Lafarge et Holcim choisissent la transparence sur leurs cessions d’actifs

Les désinvestissements annoncés représentent 3,5 milliards d’euros de chiffre d’affaires, soit 10% de l’activité combinée des deux groupes
Yves-Marc Le Réour

Trois mois après l’annonce de leur projet de fusion, le français Lafarge et le suisse Holcim ont dévoilé hier une liste d’actifs susceptibles d’être mis en vente afin d’obtenir l’aval des autorités de la concurrence. Ces activités correspondent à une capacité de production d’environ 27 millions de tonnes pour le ciment, 79 millions de tonnes pour les granulats et de 10 millions pour le béton prêt à l’emploi (BPE). Elles concerneront 10.000 emplois, soit un peu moins de 8% des effectifs de l’entité fusionnée.

Une grande partie des cessions portera sur l’Europe occidentale (Autriche, France, Allemagne, Royaume-Uni), mais aussi orientale (Hongrie, Roumanie, Serbie). «Le futur groupe Lafarge-Holcim conservera une base industrielle significative en Europe, d’environ 20% de son chiffre d’affaires, afin de tirer parti de la reprise économique», précise Bruno Lafont, PDG de Lafarge. L’exposition de la nouvelle entité au Vieux Continent sera réduite d’environ 30% par rapport à celle d’Holcim ou de Lafarge en 2013.

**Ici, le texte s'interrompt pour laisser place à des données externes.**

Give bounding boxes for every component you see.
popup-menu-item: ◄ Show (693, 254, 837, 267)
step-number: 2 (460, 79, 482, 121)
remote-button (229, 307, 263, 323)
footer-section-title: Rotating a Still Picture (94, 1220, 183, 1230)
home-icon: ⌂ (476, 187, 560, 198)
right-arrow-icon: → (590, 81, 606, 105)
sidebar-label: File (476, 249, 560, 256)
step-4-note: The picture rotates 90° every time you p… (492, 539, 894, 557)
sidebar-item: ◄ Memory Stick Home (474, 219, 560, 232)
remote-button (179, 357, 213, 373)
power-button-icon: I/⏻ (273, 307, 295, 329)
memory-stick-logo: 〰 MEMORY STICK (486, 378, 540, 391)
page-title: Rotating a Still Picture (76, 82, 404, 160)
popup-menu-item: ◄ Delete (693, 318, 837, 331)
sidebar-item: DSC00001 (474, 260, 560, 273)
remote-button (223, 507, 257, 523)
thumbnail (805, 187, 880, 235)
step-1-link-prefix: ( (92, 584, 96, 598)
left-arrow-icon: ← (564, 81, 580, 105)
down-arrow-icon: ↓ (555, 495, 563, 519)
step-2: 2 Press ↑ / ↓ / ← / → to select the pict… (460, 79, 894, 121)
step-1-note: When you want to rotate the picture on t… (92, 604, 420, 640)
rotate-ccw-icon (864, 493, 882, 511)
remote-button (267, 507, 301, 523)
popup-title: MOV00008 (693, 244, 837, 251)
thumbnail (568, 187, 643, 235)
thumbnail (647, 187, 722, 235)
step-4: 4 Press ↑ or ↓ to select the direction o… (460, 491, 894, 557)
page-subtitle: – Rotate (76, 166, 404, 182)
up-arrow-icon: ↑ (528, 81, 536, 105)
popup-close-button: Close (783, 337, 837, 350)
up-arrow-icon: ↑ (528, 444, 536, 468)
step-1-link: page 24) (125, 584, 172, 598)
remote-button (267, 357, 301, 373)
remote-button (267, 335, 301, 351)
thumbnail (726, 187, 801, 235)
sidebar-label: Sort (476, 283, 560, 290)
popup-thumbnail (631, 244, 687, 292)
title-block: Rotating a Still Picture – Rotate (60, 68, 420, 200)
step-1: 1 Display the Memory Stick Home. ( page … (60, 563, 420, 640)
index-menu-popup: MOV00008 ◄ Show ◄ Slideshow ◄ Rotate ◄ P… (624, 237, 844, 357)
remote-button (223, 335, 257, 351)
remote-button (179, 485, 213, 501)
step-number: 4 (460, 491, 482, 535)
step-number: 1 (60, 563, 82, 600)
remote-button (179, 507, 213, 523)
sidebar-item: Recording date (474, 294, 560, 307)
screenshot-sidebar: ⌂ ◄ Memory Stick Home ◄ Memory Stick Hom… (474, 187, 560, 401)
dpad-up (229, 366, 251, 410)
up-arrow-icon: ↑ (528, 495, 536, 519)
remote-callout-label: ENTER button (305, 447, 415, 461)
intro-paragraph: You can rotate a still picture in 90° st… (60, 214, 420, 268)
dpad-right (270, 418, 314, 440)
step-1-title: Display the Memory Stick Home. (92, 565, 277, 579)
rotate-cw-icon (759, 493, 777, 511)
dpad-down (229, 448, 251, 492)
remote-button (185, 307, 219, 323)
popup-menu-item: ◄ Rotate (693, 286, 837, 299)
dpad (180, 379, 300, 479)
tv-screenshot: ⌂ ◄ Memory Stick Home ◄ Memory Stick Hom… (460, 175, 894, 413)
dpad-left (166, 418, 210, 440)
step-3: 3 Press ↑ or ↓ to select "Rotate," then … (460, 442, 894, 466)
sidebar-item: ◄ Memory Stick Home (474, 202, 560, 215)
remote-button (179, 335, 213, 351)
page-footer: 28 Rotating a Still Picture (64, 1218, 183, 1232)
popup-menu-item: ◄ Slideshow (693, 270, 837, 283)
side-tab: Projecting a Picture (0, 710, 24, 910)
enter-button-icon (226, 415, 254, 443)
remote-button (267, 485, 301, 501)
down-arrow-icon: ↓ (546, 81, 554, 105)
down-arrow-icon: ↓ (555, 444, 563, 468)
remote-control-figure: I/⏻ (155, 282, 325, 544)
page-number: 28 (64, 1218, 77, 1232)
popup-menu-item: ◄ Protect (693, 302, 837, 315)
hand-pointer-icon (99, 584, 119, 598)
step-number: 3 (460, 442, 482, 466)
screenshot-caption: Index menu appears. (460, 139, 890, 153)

Dans le reste du monde, le français cédera ses actifs à la Réunion, en conservant toutefois sa participation dans Ciments de Bourbon, alors qu’Holcim projette de sortir du Canada et de l’île Maurice. Les deux entreprises envisagent de regrouper une partie de leurs activités aux Philippines et de céder «un ensemble significatif d’actifs de grande qualité» au Brésil. Après avoir confirmé leur intention de boucler leur rapprochement avant la fin du premier semestre 2015, elles vont entamer dès maintenant les négociations avec les acquéreurs potentiels.

«Nos banques confirment l’appétit exceptionnel qu’elles observent, non seulement par le nombre, mais aussi par la variété des marques d’intérêt qui se présentent aujourd’hui, et nous anticipons que la liste puisse encore s’allonger», relève Bruno Lafont. Sur des cessions visées équivalentes à 5 milliards d’euros de chiffre d’affaires, les désengagements annoncés hier représentent près de 3,5 milliards, soit 10% de l’activité combinée des deux groupes.

«L’effort de communication est essentiel dans la mesure où l’une des clés de succès du projet réside dans la capacité des deux cimentiers de gérer les problématiques antitrust», jugent les analystes crédit d’Aurel BGC, en ajoutant que «les opportunités de communiquer sur les éventuelles avancées peuvent permettre de faire vivre l’histoire boursière en soutenant l’intérêt du marché».